You maybe of the view that because what you’re aware of is happening outside of work, that the employer has no responsibility or need to get involved. However, there are a couple of different angles that you need to think about the situation from.

Firstly, if the employee concerned is affected by what is going on outside of work, bringing that with them to the work place means it comes into your domain. For example, the persons performance might be affected. If they are mistreated my somebody who is in power, because of something that has gone on outside of work, for example, they’ve rejected somebody’s sexual advances and they’re now being excluded in work, treated detrimentally and otherwise facing negative consequences for having done that, this falls fairly and squarely into the definition of sexual harassment under the Equality Act. Unfavourable treatment for being rejected or submitted to harassment is a separate head of harassment within the harassment category.

Secondly, the relationship between what is classed as occurring in the course of employment and what is truly outside of employment has been developing significantly in recent years. You’ll appreciate that if the harassment is occurring at a work related event, such as a social event and there is a connection with work, the law protects the employee as if it has occurred in the workplace. This has been stretched in recent years in astonishing cases expecting the employer to be responsible, for example, for the person stabbing someone in a petrol forecourt, someone punching an employee to the ground causing him brain damage or being in a hotel in the wee hours long after the work-related social event. What happens in these vicarious lability cases is that the courts are making a judgement about responsibility. At the very least you might want to be drawing to somebody’s attention that you’re aware of certain behaviours and enquiring with the person if they’re happy with those behaviours, signalling that if they’re not, you’d be prepared to address them. Often one of the reasons why people don’t report is they feel nobody will take them seriously and tackle the problem person.

Thirdly, if this kind of behaviour is taking place in circumstances that has a connection with work, even if it is a group of people going out informally after work and socialising, you need to think carefully about the messages that are being sent to staff.

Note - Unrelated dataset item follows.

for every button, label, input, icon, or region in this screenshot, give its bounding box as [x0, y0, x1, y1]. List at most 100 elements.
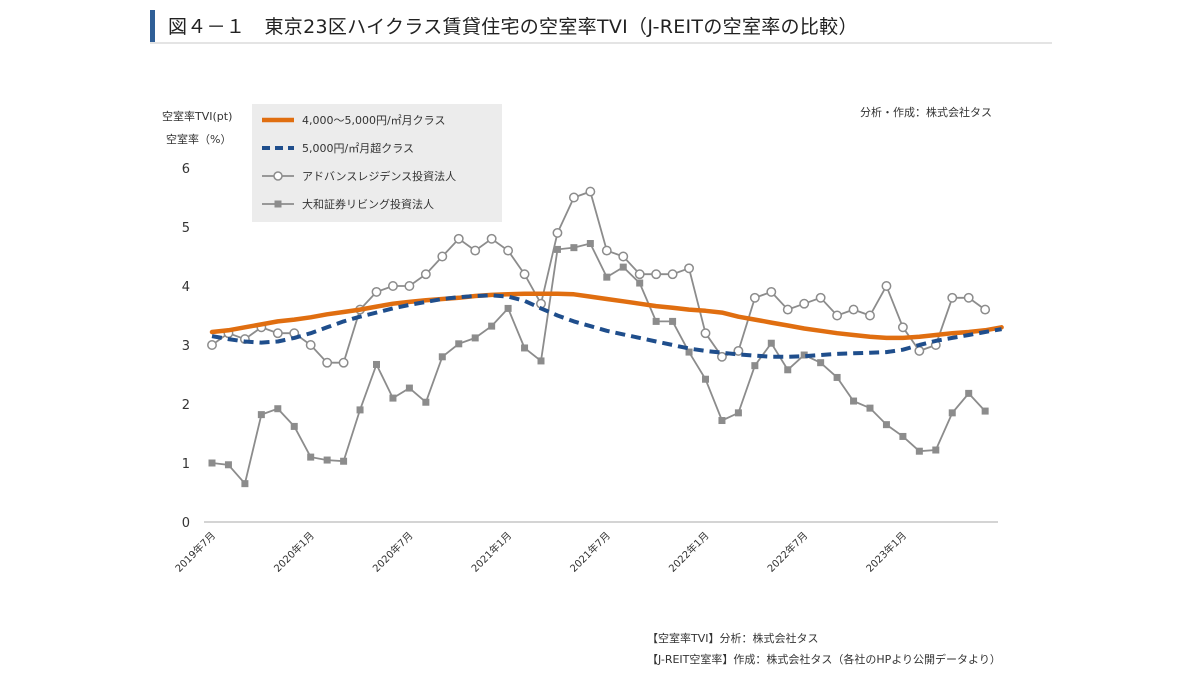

Is it inappropriate for example, for a much older male employee to have the reputation as predatory in these contexts? If this kind of reputation is forming this is now becoming a workplace issue because all the other colleagues concerned will be talking about the protagonist, the behaviour, the vulnerable etc. If the organisation is not tackling those behaviours, and the people with those reputations, it can only be a matter of time before the person concerned becomes so confident in their behaviour that they feel they can get away with it in the workplace, despite whatever policies or procedures you might have.

Often people will leave rather than raise complaints about bullying and harassment. If you have got protagonists of this nature in the business how many good people are you losing and how much talent is being wasted as a result of turning a blind eye to these sorts of issues?

You have a broad duty of care towards your employees, which even if the law doesn’t specifically require you to do something, employees will morally expect you to do something. There may be circumstances in which you decide you need to conduct an investigation and invoke the disciplinary procedure even if an alleged victim has not yet made or doesn’t wish to make an official complaint. You should take advice in any given case as the employer is always going to have to tread carefully, in particular respecting the rights of the person who a complaint may potentially be about. The investigation is always going to be necessary otherwise the person being investigated as a perpetrator may have a claim for constructive dismissal in connection with a breach of trust and confidence.